Holding a coffee I sat next to my son and couldn’t help but feel guilty. I understood why the doctor had ordered a sleep deprived EEG, but it still went against my maternal instinct. I was taking away something that was vital to his health. “So…what do you want to do?” I asked him. He shrugged and yawned. I pulled out two glow sticks and a black light flashlight left over from Halloween and smiled playfully at him. “Yes!” he said giggling. I opened the package and bent the tubes. To the delight of my five year old, glowing neon lights instantly appeared. I got up and turned the lights out so the effect of the glow would be that much stronger. Then sitting in the dark next to my son, something unexpected happened that would shape our future Interactions.
My younger son was still sleeping, which meant we had to keep the house quiet. So, side by side, we snuck through the dark house with the help of the glow sticks and I introduced my little boy to the effects the little purple light had on different colors. We debated the reason it was called a “black” light when the light was in fact not black. He marveled at how flat boring colors exploded under the new purple light. He delighted at each item we shone it on. But his uncontrollable laughter at the sight of the glowing white spots on our black cat made me thankful for this test. Thankful for this time.
When the night started to fade into morning, my five year old curled up on my lap and whispered in my ear, “Can we do this again tomorrow night? This is fun.” I hugged my boy and felt conflicted as I shook my head no. He looked down and I could tell he was trying not to cry. “But I like spending time with you mommy. Can’t we please do this again?” Now it was my time to cry because I realized that it was not the novelty of being up all night that he found exciting. It was the uninterrupted, lengthy and concentrated time with me. I felt sad that this kind of time with me was something that he believed could only happen in the middle of the night. During the day we were busy at life – Grocery shopping, cooking, cleaning, doctor appointments, kids at two different schools. I felt like I was always doing something and at the same time not doing anything. Filled with conflicting emotions, I grabbed my son and held him until he asked me to let go. While I loved getting such a unique and quality experience with him, I did not want to get up at two in the morning and play all night ever again. It was exhausting. I knew in that moment that my days would have to change.
In the days following the test, I felt so blessed to have had this medically mandated experience. It reminded me of the power of uninterrupted and undistracted time with my kids. I was unaware of just how busy I am during the day until everything was halted by the stillness of the night. When laundry and dinner, shopping and cleaning, school and work were all out of the way, we were left with nothing but each other. Nothing but what really matters. Thanks to a sleep deprived EEG, I have changed and reframed how I spend time with my kids. I am now trying to give them each more focused individual time doing something important to them. Even if it means I must leave the sink full of dishes when my boys need me to play with them.

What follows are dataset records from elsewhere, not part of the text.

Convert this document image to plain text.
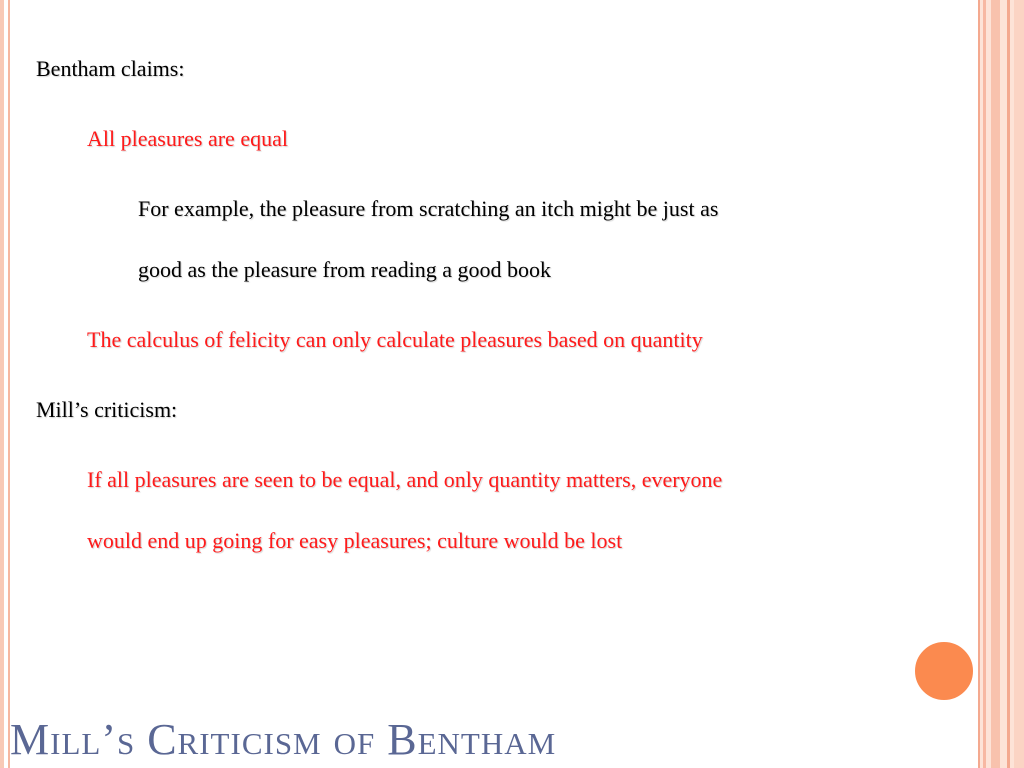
Bentham claims:
All pleasures are equal
For example, the pleasure from scratching an itch might be just as
good as the pleasure from reading a good book
The calculus of felicity can only calculate pleasures based on quantity
Mill’s criticism:
If all pleasures are seen to be equal, and only quantity matters, everyone
would end up going for easy pleasures; culture would be lost
Mill’s Criticism of Bentham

A week ago I would have said “wanted” me to play. But I would have been wrong. Because regardless of the time of day, my little boys “need” their mommy. They do not need perfectly folded clothes or a sink that is free of pots. But they do need me. Since my unexpectedly fun all-nighter with my five year old, I have seen some pretty amazing changes in our interactions. He listens to me more and I yell less. He is calmer and more willing to help me around the house. He talks more and I talk less. We are both happier. While I do not yet know the results of the EEG, I do know that the testing process itself taught me about the power of connection and reminded me that the quality of the time with my kids is more important than the quantity of time itself. It’s a lesson I hope I never need to learn again.